Twilight Zone: In Praise of Pip
Jack Klugman stars as Max Phillips, a bookie that works for a loan shark and has an alcohol problem. Klugman, as always, delivers. He is such a wonderful actor and you immediately feel sympathy for him when you find out not only his current lifestyle but the fact that his son was seriously injured in the Vietnam war. Pip (Bobby Diamond) probably won’t make it and Phillips now looks back on his life and realizes that he has missed a lot and with his son on the verge of passing away, there isn’t much to live for.
George (Russell Horton) owes Phillips 300 dollars…a bet that didn’t come through, but the money is refused and Phillips reports to his boss, Moran (S. John Launer) 300 shy of what the take was supposed to be. He explains that the kid “Georgie” would get arrested because he stole the money and that it was only 300 bucks, but Moran and his goon beat the kid up and are now going to kill him if they do not get the money. Phillips begins to question his life more and more at this point and when he gets a call that his son is on death’s door, he snaps.

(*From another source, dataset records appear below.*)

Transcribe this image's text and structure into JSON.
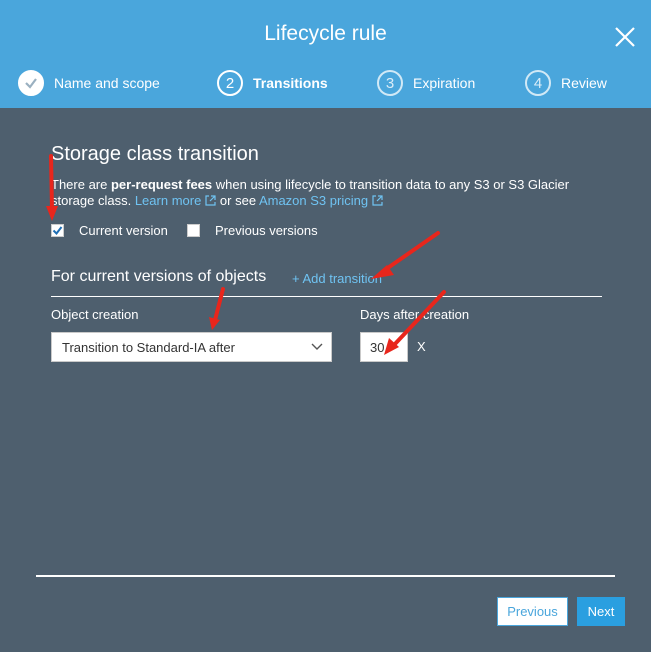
{
  "modal": {
    "title": "Lifecycle rule",
    "close_icon": "close-icon"
  },
  "steps": [
    {
      "number": "1",
      "label": "Name and scope",
      "state": "done"
    },
    {
      "number": "2",
      "label": "Transitions",
      "state": "active"
    },
    {
      "number": "3",
      "label": "Expiration",
      "state": "pending"
    },
    {
      "number": "4",
      "label": "Review",
      "state": "pending"
    }
  ],
  "section": {
    "title": "Storage class transition",
    "desc_before": "There are ",
    "desc_bold": "per-request fees",
    "desc_mid": " when using lifecycle to transition data to any S3 or S3 Glacier storage class. ",
    "learn_more": "Learn more",
    "desc_or": " or see ",
    "pricing_link": "Amazon S3 pricing"
  },
  "versions": {
    "current": {
      "label": "Current version",
      "checked": true
    },
    "previous": {
      "label": "Previous versions",
      "checked": false
    }
  },
  "current_versions": {
    "title": "For current versions of objects",
    "add_transition": "+ Add transition",
    "object_creation_label": "Object creation",
    "transition_select": "Transition to Standard-IA after",
    "days_label": "Days after creation",
    "days_value": "30",
    "remove_label": "X"
  },
  "footer": {
    "previous": "Previous",
    "next": "Next"
  },
  "colors": {
    "header": "#4aa6dc",
    "body": "#4e5f6e",
    "link": "#6fc3f2",
    "primary_button": "#2a9fe0",
    "annotation_arrow": "#e8261c"
  }
}
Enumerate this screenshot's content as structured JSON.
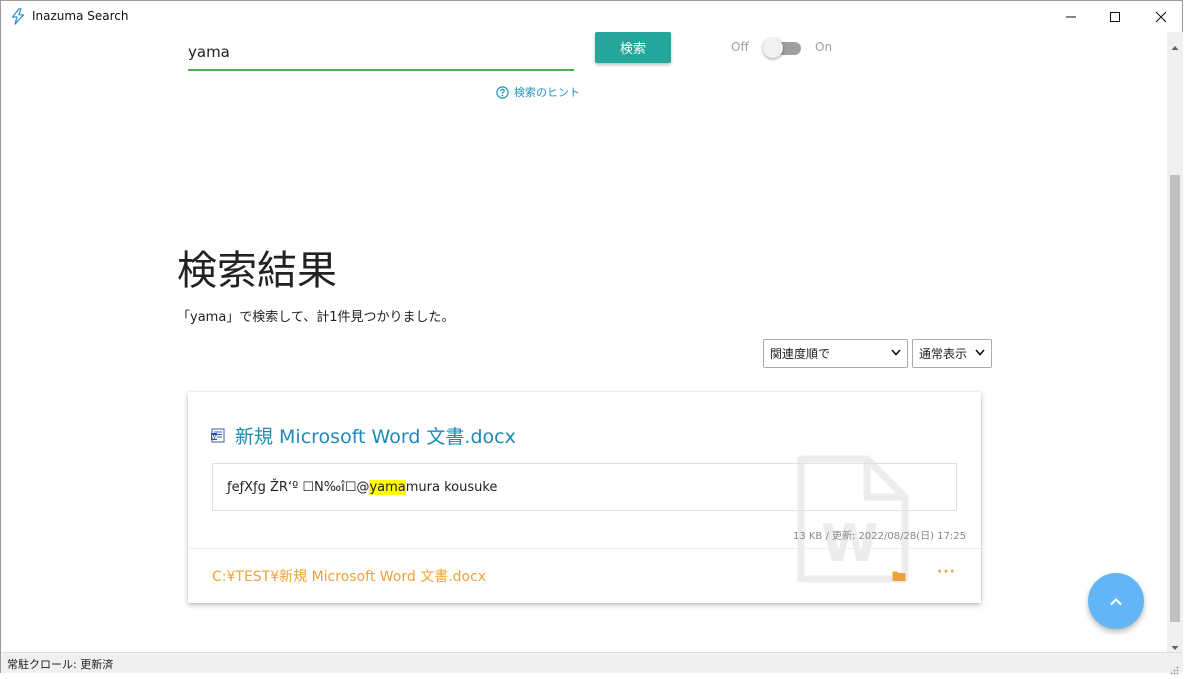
{
  "window": {
    "title": "Inazuma Search"
  },
  "search": {
    "query": "yama",
    "button_label": "検索",
    "toggle_off_label": "Off",
    "toggle_on_label": "On",
    "hint_label": "検索のヒント"
  },
  "results": {
    "heading": "検索結果",
    "summary": "「yama」で検索して、計1件見つかりました。",
    "sort_select": "関連度順で",
    "view_select": "通常表示",
    "items": [
      {
        "title": "新規 Microsoft Word 文書.docx",
        "snippet_before": "ƒeƒXƒg ŽR‘º ☐N‰î☐@",
        "snippet_highlight": "yama",
        "snippet_after": "mura kousuke",
        "meta": "13 KB / 更新: 2022/08/28(日) 17:25",
        "path": "C:¥TEST¥新規 Microsoft Word 文書.docx",
        "more_label": "···"
      }
    ]
  },
  "status": {
    "text": "常駐クロール: 更新済"
  },
  "colors": {
    "accent": "#26a69a",
    "input_underline": "#4caf50",
    "link": "#1e8ab8",
    "path": "#f0a23a",
    "fab": "#64b5f6",
    "highlight": "#ffff00"
  }
}
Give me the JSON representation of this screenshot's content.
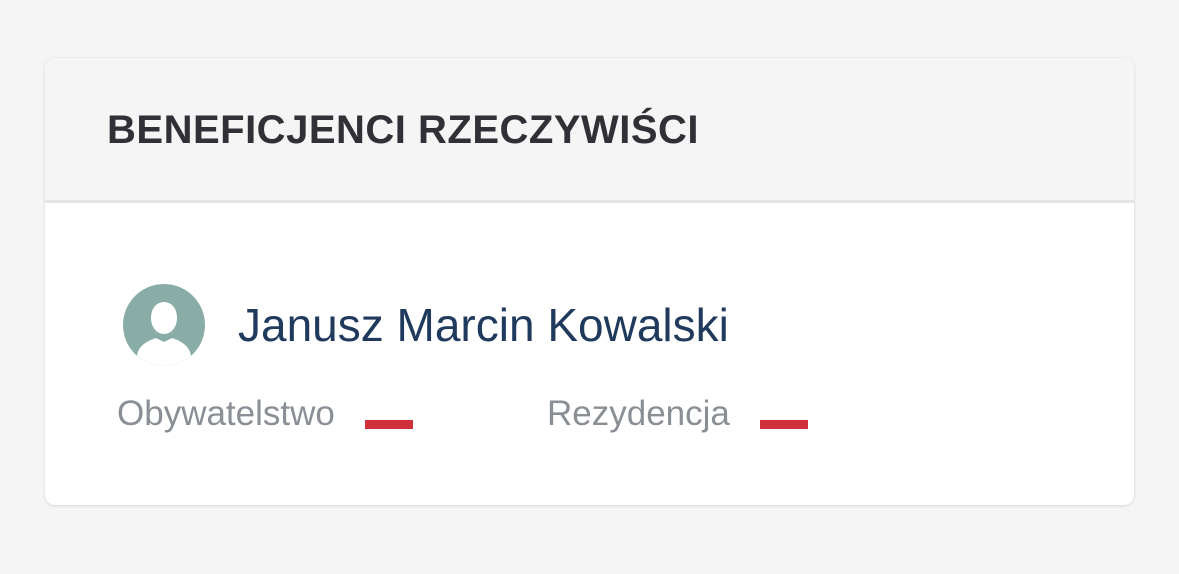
{
  "card": {
    "title": "BENEFICJENCI RZECZYWIŚCI"
  },
  "beneficiary": {
    "name": "Janusz Marcin Kowalski",
    "avatar_icon": "user-avatar-icon",
    "citizenship": {
      "label": "Obywatelstwo",
      "flag_icon": "poland-flag-icon",
      "flag_colors": [
        "#ffffff",
        "#d0303c"
      ]
    },
    "residence": {
      "label": "Rezydencja",
      "flag_icon": "poland-flag-icon",
      "flag_colors": [
        "#ffffff",
        "#d0303c"
      ]
    }
  },
  "colors": {
    "page_background": "#f5f5f6",
    "card_background": "#ffffff",
    "title": "#2f3136",
    "name": "#1f3a5c",
    "label": "#8a8f96",
    "avatar": "#89aca6"
  }
}
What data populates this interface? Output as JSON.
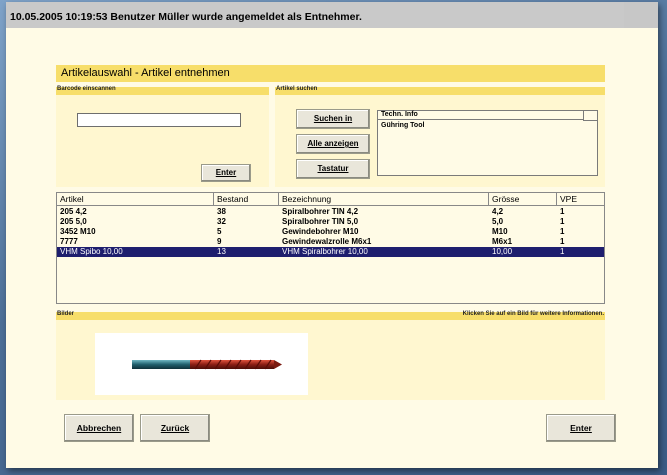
{
  "status": {
    "message": "10.05.2005 10:19:53   Benutzer Müller wurde angemeldet als Entnehmer."
  },
  "header": {
    "title": "Artikelauswahl - Artikel entnehmen"
  },
  "barcode": {
    "section_label": "Barcode einscannen",
    "input_value": "",
    "enter_label": "Enter"
  },
  "search": {
    "section_label": "Artikel suchen",
    "buttons": [
      {
        "label": "Suchen in"
      },
      {
        "label": "Alle anzeigen"
      },
      {
        "label": "Tastatur"
      }
    ],
    "techinfo": {
      "header": "Techn. Info",
      "value": "Gühring Tool"
    }
  },
  "table": {
    "columns": [
      "Artikel",
      "Bestand",
      "Bezeichnung",
      "Grösse",
      "VPE"
    ],
    "rows": [
      {
        "artikel": "205 4,2",
        "bestand": "38",
        "bezeichnung": "Spiralbohrer TIN 4,2",
        "groesse": "4,2",
        "vpe": "1"
      },
      {
        "artikel": "205 5,0",
        "bestand": "32",
        "bezeichnung": "Spiralbohrer TIN 5,0",
        "groesse": "5,0",
        "vpe": "1"
      },
      {
        "artikel": "3452 M10",
        "bestand": "5",
        "bezeichnung": "Gewindebohrer M10",
        "groesse": "M10",
        "vpe": "1"
      },
      {
        "artikel": "7777",
        "bestand": "9",
        "bezeichnung": "Gewindewalzrolle M6x1",
        "groesse": "M6x1",
        "vpe": "1"
      },
      {
        "artikel": "VHM Spibo 10,00",
        "bestand": "13",
        "bezeichnung": "VHM Spiralbohrer 10,00",
        "groesse": "10,00",
        "vpe": "1",
        "selected": true
      }
    ]
  },
  "images": {
    "section_label": "Bilder",
    "hint": "Klicken Sie auf ein Bild für weitere Informationen.",
    "image_icon": "drill-bit-icon"
  },
  "footer": {
    "cancel_label": "Abbrechen",
    "back_label": "Zurück",
    "enter_label": "Enter"
  },
  "colors": {
    "accent_yellow": "#f7de6a",
    "selection": "#1e1e6e",
    "panel": "#fff7d0"
  }
}
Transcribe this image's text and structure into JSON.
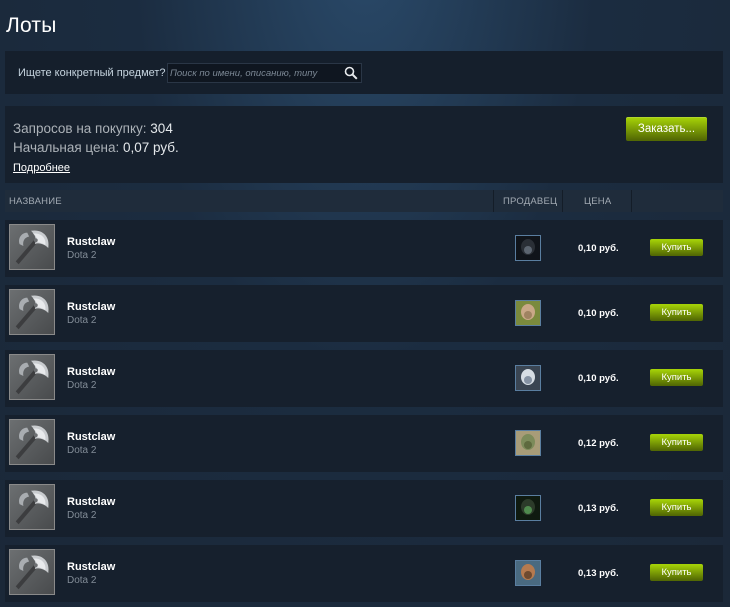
{
  "page": {
    "title": "Лоты"
  },
  "search": {
    "label": "Ищете конкретный предмет?",
    "placeholder": "Поиск по имени, описанию, типу"
  },
  "buy_orders": {
    "requests_label": "Запросов на покупку:",
    "requests_value": "304",
    "start_price_label": "Начальная цена:",
    "start_price_value": "0,07 руб.",
    "details_link": "Подробнее",
    "order_button": "Заказать..."
  },
  "table": {
    "headers": {
      "name": "НАЗВАНИЕ",
      "seller": "ПРОДАВЕЦ",
      "price": "ЦЕНА"
    },
    "rows": [
      {
        "name": "Rustclaw",
        "game": "Dota 2",
        "price": "0,10 руб.",
        "buy": "Купить",
        "avatar_colors": [
          "#2a2f36",
          "#5c6570",
          "#10141a"
        ]
      },
      {
        "name": "Rustclaw",
        "game": "Dota 2",
        "price": "0,10 руб.",
        "buy": "Купить",
        "avatar_colors": [
          "#c9a887",
          "#9f8361",
          "#7a8a3d"
        ]
      },
      {
        "name": "Rustclaw",
        "game": "Dota 2",
        "price": "0,10 руб.",
        "buy": "Купить",
        "avatar_colors": [
          "#d6dde4",
          "#8592a3",
          "#3a4552"
        ]
      },
      {
        "name": "Rustclaw",
        "game": "Dota 2",
        "price": "0,12 руб.",
        "buy": "Купить",
        "avatar_colors": [
          "#7c8b5a",
          "#5e6a3e",
          "#a89c78"
        ]
      },
      {
        "name": "Rustclaw",
        "game": "Dota 2",
        "price": "0,13 руб.",
        "buy": "Купить",
        "avatar_colors": [
          "#2c3b2a",
          "#4f8a4e",
          "#0f1a10"
        ]
      },
      {
        "name": "Rustclaw",
        "game": "Dota 2",
        "price": "0,13 руб.",
        "buy": "Купить",
        "avatar_colors": [
          "#b57a4f",
          "#6e4a30",
          "#4a6a80"
        ]
      }
    ]
  },
  "colors": {
    "accent_button_top": "#a4d007",
    "accent_button_bottom": "#536904",
    "panel_bg": "#16202d",
    "page_bg": "#1b2838"
  }
}
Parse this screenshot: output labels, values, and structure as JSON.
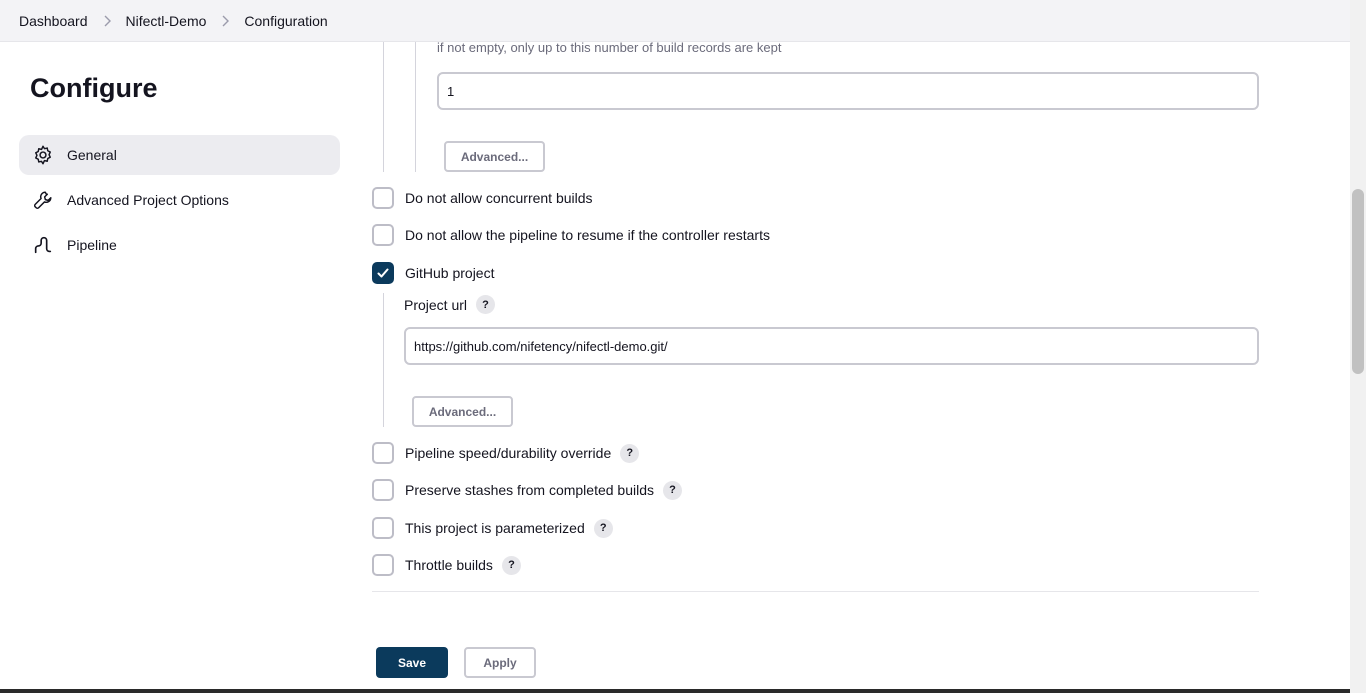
{
  "breadcrumb": {
    "items": [
      "Dashboard",
      "Nifectl-Demo",
      "Configuration"
    ]
  },
  "sidebar": {
    "title": "Configure",
    "items": [
      {
        "label": "General",
        "icon": "gear-icon",
        "active": true
      },
      {
        "label": "Advanced Project Options",
        "icon": "wrench-icon",
        "active": false
      },
      {
        "label": "Pipeline",
        "icon": "pipeline-icon",
        "active": false
      }
    ]
  },
  "build_records": {
    "help": "if not empty, only up to this number of build records are kept",
    "value": "1",
    "advanced_label": "Advanced..."
  },
  "options": {
    "no_concurrent": {
      "label": "Do not allow concurrent builds",
      "checked": false
    },
    "no_resume": {
      "label": "Do not allow the pipeline to resume if the controller restarts",
      "checked": false
    },
    "github_project": {
      "label": "GitHub project",
      "checked": true
    },
    "speed_override": {
      "label": "Pipeline speed/durability override",
      "checked": false,
      "help": "?"
    },
    "preserve_stashes": {
      "label": "Preserve stashes from completed builds",
      "checked": false,
      "help": "?"
    },
    "parameterized": {
      "label": "This project is parameterized",
      "checked": false,
      "help": "?"
    },
    "throttle": {
      "label": "Throttle builds",
      "checked": false,
      "help": "?"
    }
  },
  "github": {
    "project_url_label": "Project url",
    "help": "?",
    "project_url_value": "https://github.com/nifetency/nifectl-demo.git/",
    "advanced_label": "Advanced..."
  },
  "actions": {
    "save_label": "Save",
    "apply_label": "Apply"
  },
  "colors": {
    "primary": "#0b3a5c",
    "active_nav_bg": "#ececf0"
  }
}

After a scuffle with his boss and the goon, Phillips escapes with a serious wound and stumbles into an empty amusement park, where he runs into a 10 year old Pip (Bill Mumy). This was the age that the two would go to the park and everything was right…before his dealings with loan sharks and booze. When Pip informs his father that he has to move on, the A game of Klugman and Serling kick in. The lines and the delivery of the lines from Klugman are so moving, where he says that he spent “too much time dreaming and not enough of doing,” and “too much time wishing and not enough trying.” You cannot help but to hope that time will be rewound and Klugman will be reunited with his young son and he will be given another chance. I won’t let you know what happens, but this is certainly a very touching episode of the Twilight Zone.
Overall, this episode delivers and when you have Klugman in the lead role and Rod Serling writing the script, you can’t lose. Perhaps I’m getting soft in my old age, but this is a very touching episode, and where a lesson is once again learned. I highly recommend it.
RSR Rating: 10/10. Klugman made me sad.